As reports say, there are more than 100 drug rehabilitation centres being run by private organisations in Manipur alone, and God knows how many of them are operating legally or with authorisation from the state Social Welfare department. One still shudders in remembering the wanton acts of cruelty and of moral debasement in de-addiction centres during the height of heroin addiction and widespread drug abuse by youths in the 80s and 90s.
In one particular de-addiction centre in the southern district of Churachandpur, addicts were chained like animals and made to wallow in mud and slime fully naked. In those days, addicts were tonsured and excommunicated by the society and the vigilante groups while the police were at wit’s end in dealing with the problem and most of the time they had no other option but to send the drug addicts to jail for a period of time as per the desire of the family. There was simply not a single protocol during those days for dealing with the drug addicts, who were but victims of the phenomenon prevalent everywhere in different corners of the world.
Recently, representatives of such rehab centres apprised the state Chief Minister of the problems faced by them for lack of proper regulations.

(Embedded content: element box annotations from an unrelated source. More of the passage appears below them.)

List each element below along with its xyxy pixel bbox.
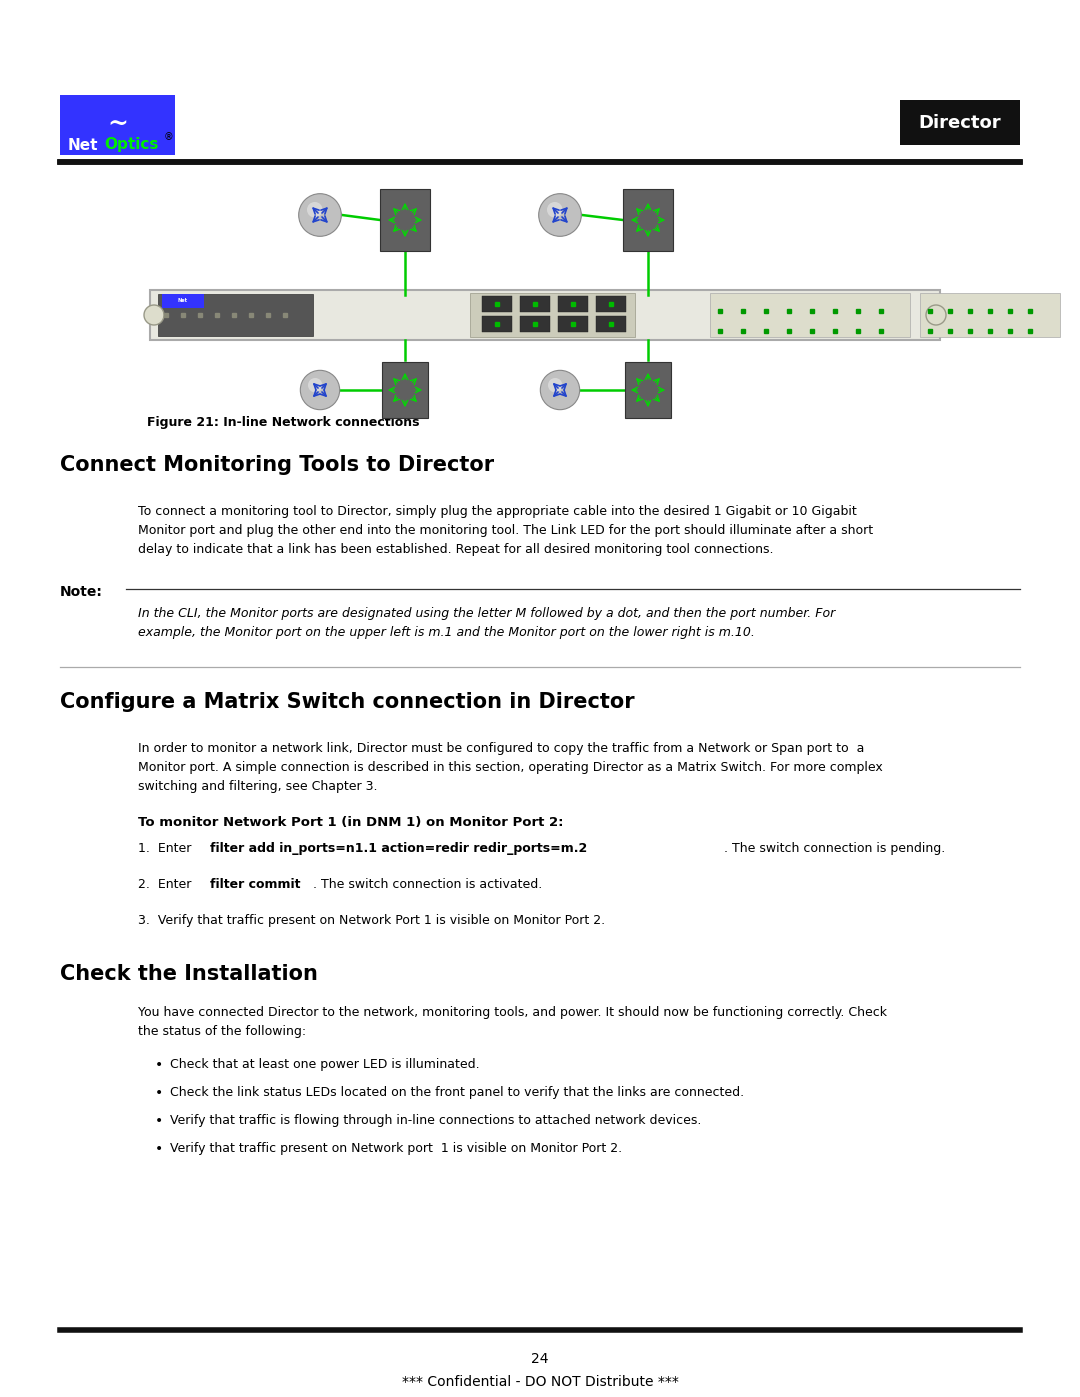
- Bar: [60, 95, 175, 155]
- Bar: [482, 316, 512, 332]
- Bar: [558, 316, 588, 332]
- Text: 1.  Enter: 1. Enter: [138, 842, 195, 855]
- Text: •: •: [156, 1113, 163, 1127]
- Text: In order to monitor a network link, Director must be configured to copy the traf: In order to monitor a network link, Dire…: [138, 742, 882, 793]
- Circle shape: [299, 194, 341, 236]
- Bar: [558, 296, 588, 312]
- Circle shape: [300, 370, 340, 409]
- Text: 24: 24: [531, 1352, 549, 1366]
- Bar: [920, 293, 1059, 337]
- Bar: [380, 189, 430, 251]
- Text: •: •: [156, 1085, 163, 1099]
- Circle shape: [307, 203, 323, 218]
- Text: Check the Installation: Check the Installation: [60, 964, 318, 983]
- Bar: [158, 293, 313, 337]
- Circle shape: [308, 379, 323, 393]
- Text: In the CLI, the Monitor ports are designated using the letter M followed by a do: In the CLI, the Monitor ports are design…: [138, 608, 835, 638]
- Bar: [519, 316, 550, 332]
- Text: To monitor Network Port 1 (in DNM 1) on Monitor Port 2:: To monitor Network Port 1 (in DNM 1) on …: [138, 816, 564, 828]
- Bar: [625, 362, 671, 418]
- Text: ~: ~: [107, 110, 127, 136]
- Text: •: •: [156, 1141, 163, 1155]
- Text: You have connected Director to the network, monitoring tools, and power. It shou: You have connected Director to the netwo…: [138, 1006, 887, 1038]
- Text: Net: Net: [68, 137, 98, 152]
- Circle shape: [926, 305, 946, 326]
- Circle shape: [540, 370, 580, 409]
- Circle shape: [144, 305, 164, 326]
- Text: ®: ®: [164, 131, 174, 142]
- Circle shape: [548, 379, 563, 393]
- Text: filter add in_ports=n1.1 action=redir redir_ports=m.2: filter add in_ports=n1.1 action=redir re…: [210, 842, 588, 855]
- Text: To connect a monitoring tool to Director, simply plug the appropriate cable into: To connect a monitoring tool to Director…: [138, 504, 873, 556]
- Circle shape: [546, 203, 563, 218]
- Text: •: •: [156, 1058, 163, 1071]
- Bar: [710, 293, 910, 337]
- Bar: [623, 189, 673, 251]
- Text: *** Confidential - DO NOT Distribute ***: *** Confidential - DO NOT Distribute ***: [402, 1375, 678, 1389]
- Text: Configure a Matrix Switch connection in Director: Configure a Matrix Switch connection in …: [60, 692, 635, 712]
- Text: 2.  Enter: 2. Enter: [138, 877, 195, 891]
- Text: 3.  Verify that traffic present on Network Port 1 is visible on Monitor Port 2.: 3. Verify that traffic present on Networ…: [138, 914, 605, 928]
- Text: Verify that traffic is flowing through in-line connections to attached network d: Verify that traffic is flowing through i…: [170, 1113, 701, 1127]
- Bar: [482, 296, 512, 312]
- Text: Optics: Optics: [104, 137, 159, 152]
- Text: Note:: Note:: [60, 585, 103, 599]
- Circle shape: [539, 194, 581, 236]
- Text: Connect Monitoring Tools to Director: Connect Monitoring Tools to Director: [60, 455, 495, 475]
- Bar: [150, 291, 940, 339]
- Bar: [596, 296, 626, 312]
- Text: Director: Director: [919, 113, 1001, 131]
- Bar: [382, 362, 428, 418]
- Bar: [900, 101, 1020, 145]
- Text: filter commit: filter commit: [210, 877, 300, 891]
- Text: Net: Net: [178, 299, 188, 303]
- Bar: [470, 293, 635, 337]
- Text: . The switch connection is activated.: . The switch connection is activated.: [313, 877, 542, 891]
- Bar: [596, 316, 626, 332]
- Text: Verify that traffic present on Network port  1 is visible on Monitor Port 2.: Verify that traffic present on Network p…: [170, 1141, 622, 1155]
- Text: Check that at least one power LED is illuminated.: Check that at least one power LED is ill…: [170, 1058, 480, 1071]
- Text: . The switch connection is pending.: . The switch connection is pending.: [724, 842, 945, 855]
- Text: Figure 21: In-line Network connections: Figure 21: In-line Network connections: [147, 416, 419, 429]
- Text: Check the link status LEDs located on the front panel to verify that the links a: Check the link status LEDs located on th…: [170, 1085, 744, 1099]
- Bar: [519, 296, 550, 312]
- Bar: [162, 293, 204, 307]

It is the responsibility of the Social Welfare department to monitor the functioning of all de-addiction or rehabilitation centres in the state, and all those centres operating without proper sanction or expertise should be disbanded.
According to international standards, a rehabilitation centre should have a Warden, at least a doctor on duty, trained counsellors probably from among reformed addicts and male nurses. Besides, the centre should have entertainment and recreational facilities for the inmates.
During the stay at the centre, it is absolutely required of the staff members to maintain close association with the family members of the inmate. The mission for bringing back the drug addicts into the mainstream must be followed and the rule-book or the Standard Operating Procedure (SOP) established by the state authorities for operation and running of such rehab centres must be put into practice.
As per the SOP, if any drug user is picked up, he should be produced before the executive magistrate, and the verification should be done by a police officer who is not below the rank of a DSP. The drug user has every right to choose the rehabilitation centre, as per the protocol.
However, the SOP is followed more in violation and concerned authorities simply do not seem to find time for monitoring these centres. Most of the centres do not have the mandated personnel required for running a rehab centre and most of the staff members are an excuse for trained people.
In fact, rehab centres have become a booming business for some ex-addicts where the family is charged an amount ranging from Rs 8000 to 12000 per month for housing an inmate. In such circumstances, many more instances of torture and even death are bound to happen. Time for the state to act.